While such an opt-out might be the best solution for a reflection-heavy framework, slow adoption of project Jigsaw does also defeat the purpose of a module system. With a lack of time being the major constraint of most open-source projects, this outcome is unfortunately quite probable. Furthermore, many open-source developers are bound to compiling their libraries to older versions of Java. Due to the different runtime behavior of modularized and non-modularized code, a framework would need to maintain two branches for being able to use Java 9 APIs to traverse module boundaries in the modularized bundle. It is unlikely that many open-source developers would make the time for such a hybrid solution.

Code instrumentation


In Java, reflective method access is not the only way of a library to interact with unknown user code.

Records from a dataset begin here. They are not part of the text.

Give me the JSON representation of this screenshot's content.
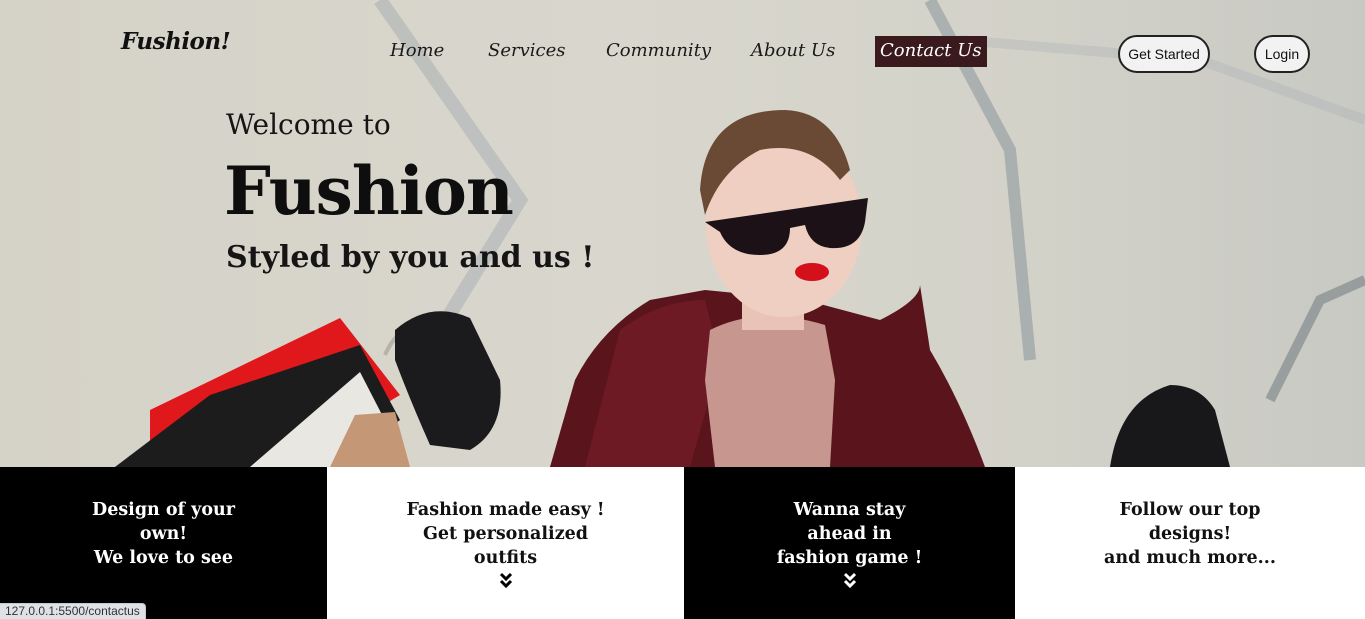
{
  "brand": {
    "name": "Fushion!"
  },
  "nav": {
    "links": [
      "Home",
      "Services",
      "Community",
      "About Us",
      "Contact Us"
    ],
    "active": "Contact Us"
  },
  "buttons": {
    "get_started": "Get Started",
    "login": "Login"
  },
  "hero": {
    "welcome": "Welcome to",
    "title": "Fushion",
    "tagline": "Styled by you and us !"
  },
  "tiles": [
    {
      "text": "Design of your\nown!\nWe love to see",
      "theme": "dark",
      "has_chevron": false
    },
    {
      "text": "Fashion made easy !\nGet personalized\noutfits",
      "theme": "light",
      "has_chevron": true
    },
    {
      "text": "Wanna stay\nahead in\nfashion game !",
      "theme": "dark",
      "has_chevron": true
    },
    {
      "text": "Follow our top\ndesigns!\nand much more...",
      "theme": "light",
      "has_chevron": false
    }
  ],
  "status_bar": {
    "url": "127.0.0.1:5500/contactus"
  },
  "colors": {
    "active_nav_bg": "#3a1a1c",
    "tile_dark": "#000000",
    "tile_light": "#ffffff",
    "hero_bg": "#d7d5cb"
  },
  "icons": {
    "tile_chevron": "double-chevron-down-icon"
  }
}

Using the instrumentation API, it is possible to redefine classes to include additional method calls. This is commonly used to for example implement method-level security or to collect code metrics.

When instrumenting code, the bytecode of a Java class is typically altered right before it is loaded by a class loader. This can cause unresolvable conflicts if the instrumenting code cannot access a loaded class before its first usage. Currently, there exists no solution to this problem.

Summary


Software estimates are difficult and we all tend to underestimate the complexity of our applications. Project Jigsaw imposes a fundamental change to the runtime behavior of Java applications and it makes perfect sense to delay the release until every eventuality is thoroughly evaluated. Currently, there are too many open questions and it is a good choice to delay the release date.

I would prefer that module boundaries were not enforced by the runtime at all but remain a compiler construct. The Java platform already implements compile-time erasure of generic types and despite some imperfections this solution has worked very well. Without runtime enforcement, modules would also be optional to adopt for dynamic languages on the JVM where the same form of modularization as in Java might not make sense. Finally, I feel that the current strict form of runtime encapsulation tries to solve a problem that does not exist. After working with Java for many years, I have rarely encountered situations where the unintentional usage of internal APIs has caused big problems. In contrast, I remember many occasions where abusing an API that was meant to be private has solved a problem that I could not have worked around. At the same time, other symptoms of lacking modules in Java, often referred to as jar hell, remain unsolved by Jigsaw which does not distinguish between different versions of a module.

Finally, I argue that backwards compatibility applies beyond the binary level. As a matter of fact, a binary incompatibility is usually easier to deal with than a behavioral change. Therefore, method contracts should be respected at least as highly as binary compatibility. In this context, Java has done a great job over the years. While project Jigsaw does not technically break method contracts by providing unnamed modules, modularization makes subtle changes to code behavior that is based on its bundling. In my opinion, this will be confusing to both experienced Java developers and newcomers and result in reappearing runtime errors.

This is why I find the price for enforcing runtime module boundaries too high compared to the benefits that it offers. OSGi, a runtime module system with versioning capabilities already exists for those that really require modularization. As a big benefit, OSGi is implemented on top of the virtual machine and can therefore not influence VM behavior. Alternatively, I think that Jigsaw could include a canonical way for libraries to opt-out of runtime constraints where it makes sense such as for reflection-heavy libraries.